Eu desapareci. Não da noite para o dia, mas sistematicamente. Saquei dinheiro, deletei rastros digitais, vendi pequenos ativos por dinheiro rápido. Disse aos meus poucos amigos restantes que estava indo para o exterior para um projeto prolongado, incomunicável. Minha vida antiga, Aurora Flynn, lentamente se desfez, desaparecendo fio por fio.

Ricardo procuraria. Eu sabia que ele procuraria. Ele usaria todos os recursos, todas as conexões, para me encontrar e sua "incubadora". Mas eu estaria longe. Inalcançável.

A notícia saiu uma semana depois. Uma pequena nota local, depois captada pelos tabloides maiores, alimentada pelo perfil público de Ricardo Montenegro.

`Incêndio Trágico Vitima Mulher Grávida: Arquiteta Local Aurora Flynn Morre em Aparente Acidente.`

O artigo era breve, especulando sobre um fio elétrico defeituoso no meu antigo prédio de apartamentos temporário. Mencionava uma pequena peça de joia carbonizada encontrada nos escombros, uma aliança de casamento de platina. Aquela que eu havia deixado deliberadamente na bancada de mármore da mansão, o símbolo de uma vida que eu estava abandonando. Era um detalhe perfeito e comovente que confirmaria minha morte.
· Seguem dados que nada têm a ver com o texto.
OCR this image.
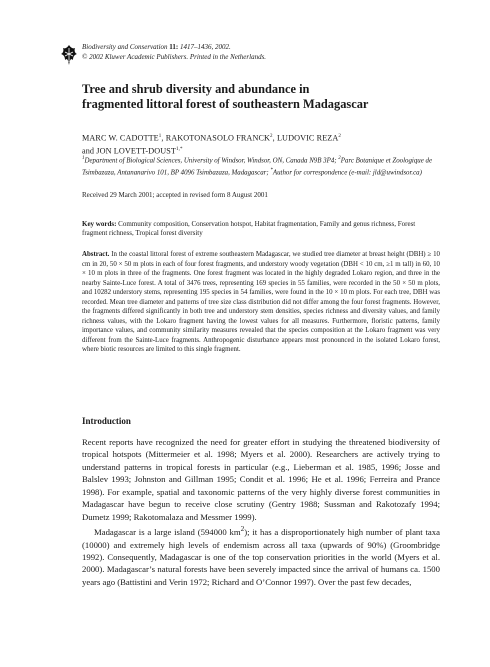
Biodiversity and Conservation 11: 1417–1436, 2002.
© 2002 Kluwer Academic Publishers. Printed in the Netherlands.
Tree and shrub diversity and abundance in
fragmented littoral forest of southeastern Madagascar
MARC W. CADOTTE$^1$, RAKOTONASOLO FRANCK$^2$, LUDOVIC REZA$^2$
and JON LOVETT-$DOUST^{1,*}$
$^1$Department of Biological Sciences, University of Windsor, Windsor, ON, Canada N9B 3P4; $^2$Parc Botanique et Zoologique de Tsimbazaza, Antananarivo 101, BP 4096 Tsimbazaza, Madagascar; *Author for correspondence (e-mail: jld@uwindsor.ca)
Received 29 March 2001; accepted in revised form 8 August 2001
Key words: Community composition, Conservation hotspot, Habitat fragmentation, Family and genus richness, Forest fragment richness, Tropical forest diversity
Abstract. In the coastal littoral forest of extreme southeastern Madagascar, we studied tree diameter at breast height (DBH) ≥ 10 cm in 20, 50 × 50 m plots in each of four forest fragments, and understory woody vegetation (DBH < 10 cm, ≥1 m tall) in 60, 10 × 10 m plots in three of the fragments. One forest fragment was located in the highly degraded Lokaro region, and three in the nearby Sainte-Luce forest. A total of 3476 trees, representing 169 species in 55 families, were recorded in the 50 × 50 m plots, and 10282 understory stems, representing 195 species in 54 families, were found in the 10 × 10 m plots. For each tree, DBH was recorded. Mean tree diameter and patterns of tree size class distribution did not differ among the four forest fragments. However, the fragments differed significantly in both tree and understory stem densities, species richness and diversity values, and family richness values, with the Lokaro fragment having the lowest values for all measures. Furthermore, floristic patterns, family importance values, and community similarity measures revealed that the species composition at the Lokaro fragment was very different from the Sainte-Luce fragments. Anthropogenic disturbance appears most pronounced in the isolated Lokaro forest, where biotic resources are limited to this single fragment.
Introduction

Recent reports have recognized the need for greater effort in studying the threatened biodiversity of tropical hotspots (Mittermeier et al. 1998; Myers et al. 2000). Researchers are actively trying to understand patterns in tropical forests in particular (e.g., Lieberman et al. 1985, 1996; Josse and Balslev 1993; Johnston and Gillman 1995; Condit et al. 1996; He et al. 1996; Ferreira and Prance 1998). For example, spatial and taxonomic patterns of the very highly diverse forest communities in Madagascar have begun to receive close scrutiny (Gentry 1988; Sussman and Rakotozafy 1994; Dumetz 1999; Rakotomalaza and Messmer 1999).

Madagascar is a large island (594000 $km^2$); it has a disproportionately high number of plant taxa (10000) and extremely high levels of endemism across all taxa (upwards of 90%) (Groombridge 1992). Consequently, Madagascar is one of the top conservation priorities in the world (Myers et al. 2000). Madagascar’s natural forests have been severely impacted since the arrival of humans ca. 1500 years ago (Battistini and Verin 1972; Richard and O’Connor 1997). Over the past few decades,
Eu estava a quilômetros de distância, segurando um conjunto de novos documentos de identidade, meu cabelo tingido de um tom mais escuro, meus olhos escondidos atrás de óculos de sol grandes. Assisti à reportagem em uma pequena tela de televisão tremeluzente em um quarto de motel barato. Aurora Flynn, meu antigo eu, estava oficialmente morta.

Uma pontada de luto, aguda e inesperada, me atingiu. Não por Ricardo, não pela vida que eu havia perdido, mas pela mulher inocente que eu já fui, a mulher que acreditava no amor e na lealdade. Ela se foi, consumida pelas chamas da traição.

Minha mão instintivamente foi para a minha barriga, um conforto silencioso para a vida que crescia dentro de mim. "Estamos livres, pequeno", sussurrei, minha voz embargada de emoção. "Finalmente estamos livres. E ninguém nunca vai nos encontrar." Começaríamos de novo, longe dos monstros que tentaram nos reivindicar. Construiríamos uma vida, só nós dois, uma vida cheia de amor genuíno e proteção inabalável.